The Art of Cloth
Danielle Augusta Cannon

Francis Bacon said: "Fashion is only the attempt to realize art in living forms and social intercourse." Not only did Donna Karan’s "Skin Tight: The Sensibility of the Flesh" exhibition and Issey Miyake’s "A-POC" showcase extremely artistic clothing, but each event also illuminated how much Karan and Miyake seek to use fabric as a medium of social commentary.
"Skin Tight," at the Weiss Studio in New York, showed that fashion isn’t always superficial. The catalogue boasted that the exhibition "pushes the boundaries of fashion to cross dialogues with other disciplines like art, politics, and sociology, situating fashion centrally in the interpretation and expression of our world." Hussein Chalayan’s piece in the exhibition, a reflection on refugees called "AfterWords" (2000-2001), shows upholstery transformed into dresses, chairs into suitcases, and a coffee table unfolding to become a skirt. Chalayan asks how altering one’s surroundings alters one as a person, and to what extent the things we own really own us.
This theme is also found in the work of Viktor + Rolf, visual artists who work with clothes. Their video installation Russian Doll documents a show in which they layer garments on a model until she is completely smothered in clothing, immobilized. White shows a collection of only white garments, while Bluescreen shows models wearing blue clothes that have video images of urban and natural landscapes projected onto them.
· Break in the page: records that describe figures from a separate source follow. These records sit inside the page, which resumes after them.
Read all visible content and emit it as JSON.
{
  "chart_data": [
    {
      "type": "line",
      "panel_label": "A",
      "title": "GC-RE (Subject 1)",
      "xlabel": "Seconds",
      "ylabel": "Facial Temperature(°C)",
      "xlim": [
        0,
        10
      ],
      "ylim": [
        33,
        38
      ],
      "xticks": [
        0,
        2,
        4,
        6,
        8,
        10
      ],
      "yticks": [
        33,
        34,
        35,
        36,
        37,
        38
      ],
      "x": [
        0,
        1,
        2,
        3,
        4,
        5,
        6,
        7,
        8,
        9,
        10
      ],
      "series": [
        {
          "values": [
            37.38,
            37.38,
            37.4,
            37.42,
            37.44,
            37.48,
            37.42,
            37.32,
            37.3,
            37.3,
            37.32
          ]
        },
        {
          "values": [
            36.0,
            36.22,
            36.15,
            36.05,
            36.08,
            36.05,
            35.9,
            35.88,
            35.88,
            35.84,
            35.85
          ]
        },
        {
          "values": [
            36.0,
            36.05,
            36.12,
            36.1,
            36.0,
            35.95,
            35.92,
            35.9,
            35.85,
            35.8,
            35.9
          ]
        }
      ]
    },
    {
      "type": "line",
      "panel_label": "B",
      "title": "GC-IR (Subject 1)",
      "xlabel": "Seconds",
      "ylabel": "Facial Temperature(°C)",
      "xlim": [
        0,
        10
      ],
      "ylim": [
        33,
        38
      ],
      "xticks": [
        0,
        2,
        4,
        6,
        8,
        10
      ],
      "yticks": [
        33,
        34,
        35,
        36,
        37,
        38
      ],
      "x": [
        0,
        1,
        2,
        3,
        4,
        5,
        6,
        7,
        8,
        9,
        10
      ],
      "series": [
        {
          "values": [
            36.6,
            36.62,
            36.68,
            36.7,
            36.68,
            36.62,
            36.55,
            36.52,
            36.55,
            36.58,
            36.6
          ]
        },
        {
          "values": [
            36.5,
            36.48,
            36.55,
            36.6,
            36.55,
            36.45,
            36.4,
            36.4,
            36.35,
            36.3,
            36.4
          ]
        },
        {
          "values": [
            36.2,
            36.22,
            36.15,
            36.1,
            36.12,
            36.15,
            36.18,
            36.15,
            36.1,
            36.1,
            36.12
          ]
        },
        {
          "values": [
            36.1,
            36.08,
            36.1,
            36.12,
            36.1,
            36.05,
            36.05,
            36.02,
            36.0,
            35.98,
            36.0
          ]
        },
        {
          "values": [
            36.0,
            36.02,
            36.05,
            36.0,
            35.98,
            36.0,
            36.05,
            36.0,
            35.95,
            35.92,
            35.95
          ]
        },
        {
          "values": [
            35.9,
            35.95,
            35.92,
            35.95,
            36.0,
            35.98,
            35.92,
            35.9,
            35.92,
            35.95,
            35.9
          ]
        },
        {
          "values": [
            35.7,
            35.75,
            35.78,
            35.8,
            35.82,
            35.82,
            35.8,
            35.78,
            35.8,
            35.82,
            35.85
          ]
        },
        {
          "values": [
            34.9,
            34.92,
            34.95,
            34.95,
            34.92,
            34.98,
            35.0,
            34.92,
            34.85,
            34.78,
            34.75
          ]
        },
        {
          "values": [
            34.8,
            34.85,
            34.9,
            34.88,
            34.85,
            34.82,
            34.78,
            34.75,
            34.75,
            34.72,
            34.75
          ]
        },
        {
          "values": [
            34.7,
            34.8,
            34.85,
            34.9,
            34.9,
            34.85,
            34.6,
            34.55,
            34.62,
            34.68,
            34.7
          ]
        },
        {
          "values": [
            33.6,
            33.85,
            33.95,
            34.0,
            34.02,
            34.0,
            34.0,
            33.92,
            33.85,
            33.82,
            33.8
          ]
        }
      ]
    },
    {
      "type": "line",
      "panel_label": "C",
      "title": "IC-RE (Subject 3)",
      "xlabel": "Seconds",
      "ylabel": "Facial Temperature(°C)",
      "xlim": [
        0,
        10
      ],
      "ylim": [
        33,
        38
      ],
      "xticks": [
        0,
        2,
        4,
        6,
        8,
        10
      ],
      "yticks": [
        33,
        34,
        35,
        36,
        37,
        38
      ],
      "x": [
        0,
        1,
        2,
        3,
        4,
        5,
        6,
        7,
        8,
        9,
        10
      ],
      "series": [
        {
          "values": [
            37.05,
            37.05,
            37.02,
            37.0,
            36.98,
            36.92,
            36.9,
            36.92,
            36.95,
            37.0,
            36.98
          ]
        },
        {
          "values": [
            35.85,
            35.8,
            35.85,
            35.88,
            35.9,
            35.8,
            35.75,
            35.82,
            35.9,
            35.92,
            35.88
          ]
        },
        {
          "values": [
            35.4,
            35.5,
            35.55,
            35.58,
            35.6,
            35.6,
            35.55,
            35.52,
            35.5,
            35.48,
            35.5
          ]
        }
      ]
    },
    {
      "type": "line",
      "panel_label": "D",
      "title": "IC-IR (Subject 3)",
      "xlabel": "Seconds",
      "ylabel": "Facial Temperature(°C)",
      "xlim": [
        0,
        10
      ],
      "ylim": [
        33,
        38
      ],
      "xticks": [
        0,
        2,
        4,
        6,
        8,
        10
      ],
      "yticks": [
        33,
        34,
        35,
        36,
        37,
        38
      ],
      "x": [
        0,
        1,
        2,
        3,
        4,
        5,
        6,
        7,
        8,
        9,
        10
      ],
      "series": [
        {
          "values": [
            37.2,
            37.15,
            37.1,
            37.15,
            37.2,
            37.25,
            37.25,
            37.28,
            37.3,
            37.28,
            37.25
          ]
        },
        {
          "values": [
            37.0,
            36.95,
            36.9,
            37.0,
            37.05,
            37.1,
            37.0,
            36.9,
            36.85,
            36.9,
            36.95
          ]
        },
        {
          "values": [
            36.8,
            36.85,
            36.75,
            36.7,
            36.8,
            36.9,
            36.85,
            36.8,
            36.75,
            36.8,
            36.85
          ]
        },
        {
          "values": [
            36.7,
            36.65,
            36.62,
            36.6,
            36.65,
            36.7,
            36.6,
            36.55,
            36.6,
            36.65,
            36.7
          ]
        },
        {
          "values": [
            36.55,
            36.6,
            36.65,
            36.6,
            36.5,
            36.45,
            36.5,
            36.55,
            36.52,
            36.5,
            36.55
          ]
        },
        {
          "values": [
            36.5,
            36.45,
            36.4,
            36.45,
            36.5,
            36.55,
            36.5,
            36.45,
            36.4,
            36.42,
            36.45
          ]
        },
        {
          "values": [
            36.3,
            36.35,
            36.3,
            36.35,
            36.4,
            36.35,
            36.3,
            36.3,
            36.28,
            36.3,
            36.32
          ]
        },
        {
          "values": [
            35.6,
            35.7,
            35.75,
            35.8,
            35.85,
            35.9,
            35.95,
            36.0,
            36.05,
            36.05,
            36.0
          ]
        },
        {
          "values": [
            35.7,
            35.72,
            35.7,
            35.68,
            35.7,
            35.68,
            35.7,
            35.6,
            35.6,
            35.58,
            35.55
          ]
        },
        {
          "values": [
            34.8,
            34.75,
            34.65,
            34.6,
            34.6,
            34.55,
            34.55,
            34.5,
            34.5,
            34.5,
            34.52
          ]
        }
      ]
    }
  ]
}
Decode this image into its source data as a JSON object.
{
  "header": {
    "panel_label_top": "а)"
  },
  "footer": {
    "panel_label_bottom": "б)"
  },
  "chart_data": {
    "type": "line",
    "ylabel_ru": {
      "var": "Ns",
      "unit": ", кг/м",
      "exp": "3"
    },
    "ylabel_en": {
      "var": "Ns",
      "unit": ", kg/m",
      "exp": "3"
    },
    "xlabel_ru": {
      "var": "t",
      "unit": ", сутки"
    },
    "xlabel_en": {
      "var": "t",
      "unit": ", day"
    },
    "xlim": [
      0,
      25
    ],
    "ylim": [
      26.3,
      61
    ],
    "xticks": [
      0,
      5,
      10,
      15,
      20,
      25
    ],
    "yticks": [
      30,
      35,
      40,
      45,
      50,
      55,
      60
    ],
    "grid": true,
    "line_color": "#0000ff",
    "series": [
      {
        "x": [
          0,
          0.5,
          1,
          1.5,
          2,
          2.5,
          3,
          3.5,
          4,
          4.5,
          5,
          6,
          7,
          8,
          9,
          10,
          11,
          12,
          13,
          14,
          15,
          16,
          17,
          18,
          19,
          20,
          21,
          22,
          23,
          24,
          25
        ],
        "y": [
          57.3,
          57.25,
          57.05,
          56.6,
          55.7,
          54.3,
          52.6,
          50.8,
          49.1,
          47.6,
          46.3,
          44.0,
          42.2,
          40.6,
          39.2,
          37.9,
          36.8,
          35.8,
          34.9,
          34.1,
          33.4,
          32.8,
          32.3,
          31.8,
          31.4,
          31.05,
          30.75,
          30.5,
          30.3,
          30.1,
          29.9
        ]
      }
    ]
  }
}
In 1992, Issey Miyake showed "Issey Miyake ’92 Twist" at Naoshima Contemporary Art Museum, Kagawa, and from 1998 to 2000, his work was featured at the Fondation Cartier pour l’art Contemporain, Paris, the Ace Gallery in New York, and the Museum of Contemporary Art in Tokyo. The recent A-POC exhibition in Tribeca featured Miyake’s work, as well as the work of his protégé, Dai Fujiwara. A-POC, standing for A-Piece Of Cloth, is a new form of technology developed by Miyake and Fujiwara. The clothes are woven into continuous tubes of fabric and the wearer then cuts them out, participating in their final design. Comparisons have been made with the revolutions in furniture design in the 1920s, when easily manipulable steel tubes were developed. Miyake has written of A-POC: "Once again our society is poised to make dramatic changes based upon developments in science and technology. Will fashion be able to afford to keep the same old methodology? I have endeavored to experiment, to make fundamental changes to the system of making clothes." Based on their history and the duo’s presentation of A-POC in Tribeca, it seems that Miyake and Fujiwara will continue to incorporate a vital artistic sensibility within their designs.